Comme quoi, tout a une fin.
Or donc, je causais d’un objet qui m’a longuement fasciné, le Sampo. Outre l’aspect objet fabuleux qui produit des trésors sur commande (et même plus que ça), le détail qui m’a tout de suite intrigué, c’est que le texte du Kalevala ne décrit pas le Sampo. Sans cesse on en revient au merveilleux Sampo avec son couvercle aux multiples couleurs, ce qui, vous l’avouerez, ne nous avance guère. Quant à sa fabrication, elle s’opère entièrement par la magie, donc pas question de se faire une idée du résultat final grâce à des pages de description, façon Ikea, de la trompinase omnidiphasée qui se visse au bas du gloutidon nickelé. On nous parle bien de leviers, de roues, mais voilà qui est bien flou. Comme en plus les phases de sa création dans le Kalevala donnent successivement naissance à une arbalète, un voilier, une génisse et une charrue, difficile d’en dégager une ontologie éclairante.
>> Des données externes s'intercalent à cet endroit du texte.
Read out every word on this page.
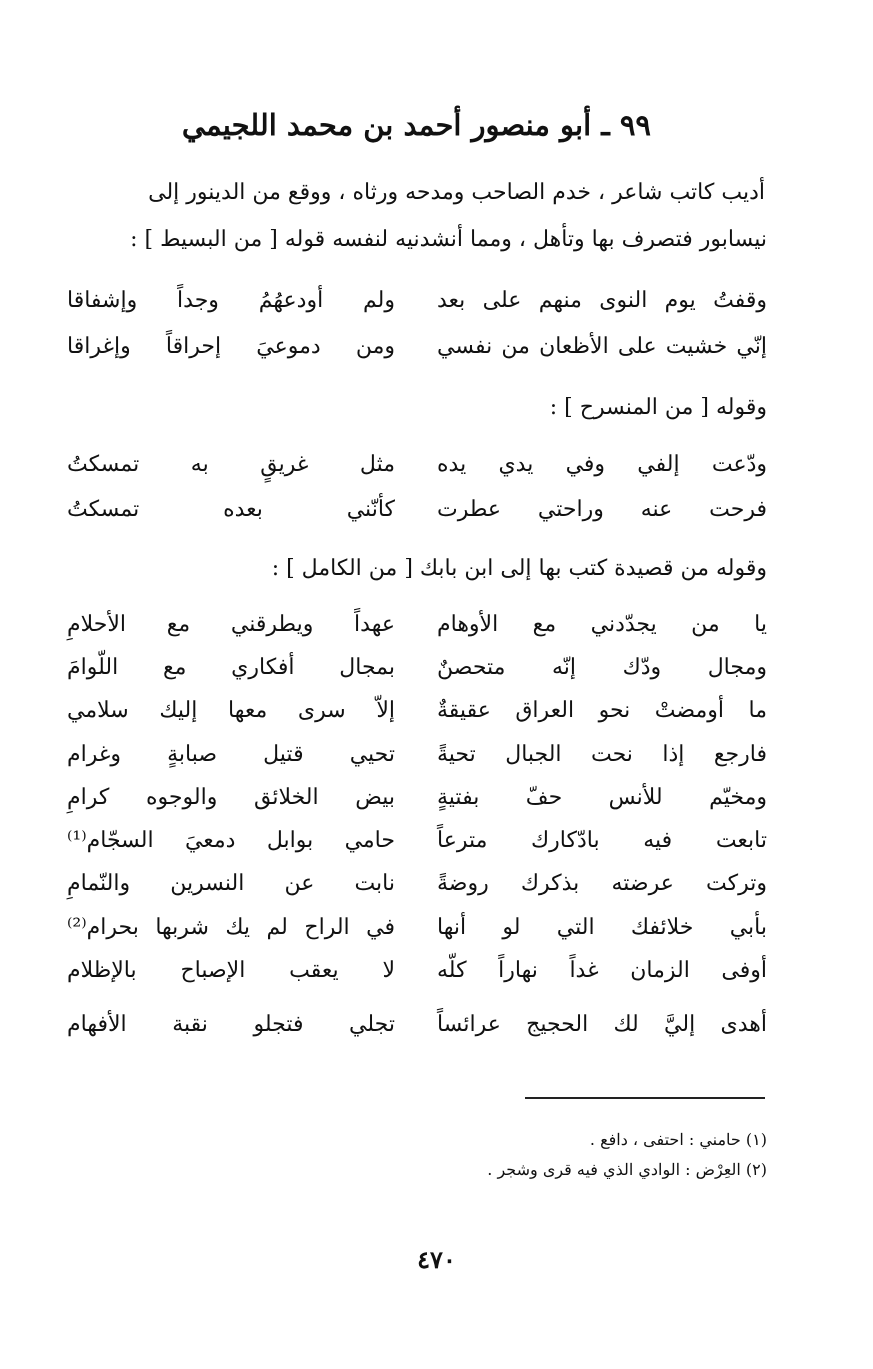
٩٩ ـ أبو منصور أحمد بن محمد اللجيمي
أديب كاتب شاعر ، خدم الصاحب ومدحه ورثاه ، ووقع من الدينور إلى
نيسابور فتصرف بها وتأهل ، ومما أنشدنيه لنفسه قوله [ من البسيط ] :
وقفتُ يوم النوى منهم على بعد
ولم أودعهُمُ وجداً وإشفاقا
إنّي خشيت على الأظعان من نفسي
ومن دموعيَ إحراقاً وإغراقا
وقوله [ من المنسرح ] :
ودّعت إلفي وفي يدي يده
مثل غريقٍ به تمسكتُ
فرحت عنه وراحتي عطرت
كأنّني بعده تمسكتُ
وقوله من قصيدة كتب بها إلى ابن بابك [ من الكامل ] :
يا من يجدّدني مع الأوهام
عهداً ويطرقني مع الأحلامِ
ومجال ودّك إنّه متحصنٌ
بمجال أفكاري مع اللّوامَ
ما أومضتْ نحو العراق عقيقةٌ
إلاّ سرى معها إليك سلامي
فارجع إذا نحت الجبال تحيةً
تحيي قتيل صبابةٍ وغرام
ومخيّم للأنس حفّ بفتيةٍ
بيض الخلائق والوجوه كرامِ
تابعت فيه بادّكارك مترعاً
حامي بوابل دمعيَ السجّام⁽¹⁾
وتركت عرضته بذكرك روضةً
نابت عن النسرين والنّمامِ
بأبي خلائفك التي لو أنها
في الراح لم يك شربها بحرام⁽²⁾
أوفى الزمان غداً نهاراً كلّه
لا يعقب الإصباح بالإظلام
أهدى إليَّ لك الحجيج عرائساً
تجلي فتجلو نقبة الأفهام
(١) حامني : احتفى ، دافع .
(٢) العِرْض : الوادي الذي فيه قرى وشجر .
٤٧٠
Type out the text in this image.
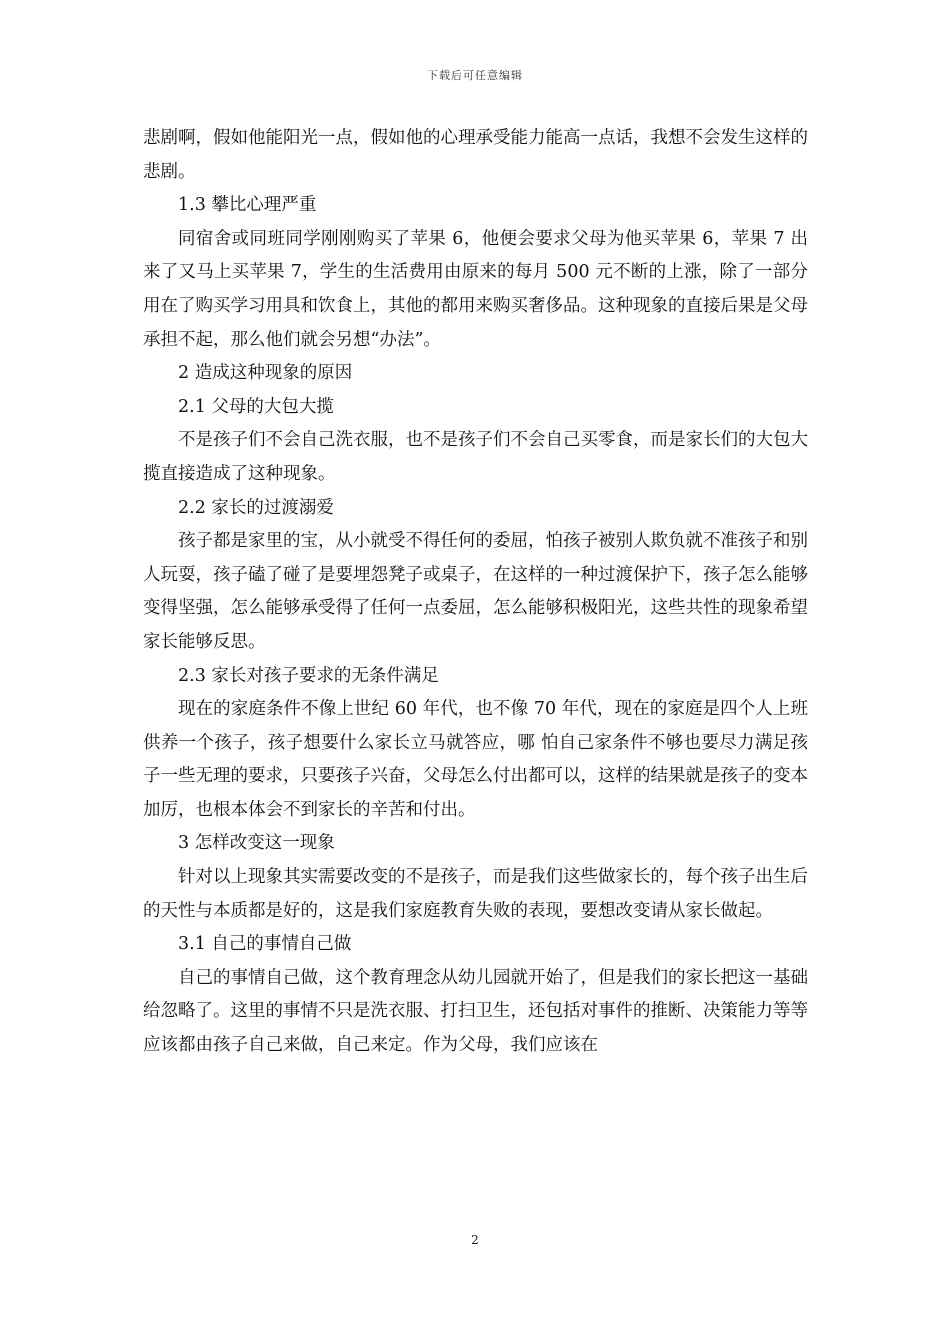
下载后可任意编辑

悲剧啊，假如他能阳光一点，假如他的心理承受能力能高一点话，我想不会发生这样的悲剧。

1.3 攀比心理严重

同宿舍或同班同学刚刚购买了苹果 6，他便会要求父母为他买苹果 6，苹果 7 出来了又马上买苹果 7，学生的生活费用由原来的每月 500 元不断的上涨，除了一部分用在了购买学习用具和饮食上，其他的都用来购买奢侈品。这种现象的直接后果是父母承担不起，那么他们就会另想“办法”。

2 造成这种现象的原因

2.1 父母的大包大揽

不是孩子们不会自己洗衣服，也不是孩子们不会自己买零食，而是家长们的大包大揽直接造成了这种现象。

2.2 家长的过渡溺爱

孩子都是家里的宝，从小就受不得任何的委屈，怕孩子被别人欺负就不准孩子和别人玩耍，孩子磕了碰了是要埋怨凳子或桌子，在这样的一种过渡保护下，孩子怎么能够变得坚强，怎么能够承受得了任何一点委屈，怎么能够积极阳光，这些共性的现象希望家长能够反思。

2.3 家长对孩子要求的无条件满足

现在的家庭条件不像上世纪 60 年代，也不像 70 年代，现在的家庭是四个人上班供养一个孩子，孩子想要什么家长立马就答应，哪 怕自己家条件不够也要尽力满足孩子一些无理的要求，只要孩子兴奋，父母怎么付出都可以，这样的结果就是孩子的变本加厉，也根本体会不到家长的辛苦和付出。

3 怎样改变这一现象

针对以上现象其实需要改变的不是孩子，而是我们这些做家长的，每个孩子出生后的天性与本质都是好的，这是我们家庭教育失败的表现，要想改变请从家长做起。

3.1 自己的事情自己做

自己的事情自己做，这个教育理念从幼儿园就开始了，但是我们的家长把这一基础给忽略了。这里的事情不只是洗衣服、打扫卫生，还包括对事件的推断、决策能力等等应该都由孩子自己来做，自己来定。作为父母，我们应该在

2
Nous avons vu que les représentations du Kalevala doivent beaucoup à Akseli Gallen-Kallela, qui en a donné une représentation iconique. Le Sampo est figuré par un genre de samovar orné et doré, de forme écrasée, avec une manivelle sur le couvercle, ce qui correspond assez à l’idée d’un moulin magique qui moudrait la fortune. Pour l’essentiel, c’est ce modèle qu’ont adopté les artistes qui ont suivi, dans le domaine pictural.
Reste un autre champ artistique où l’aspect du Sampo devenait une question importante, pour peu que l’occasion se présentât. Le cinéma. Et l’occasion se présenta.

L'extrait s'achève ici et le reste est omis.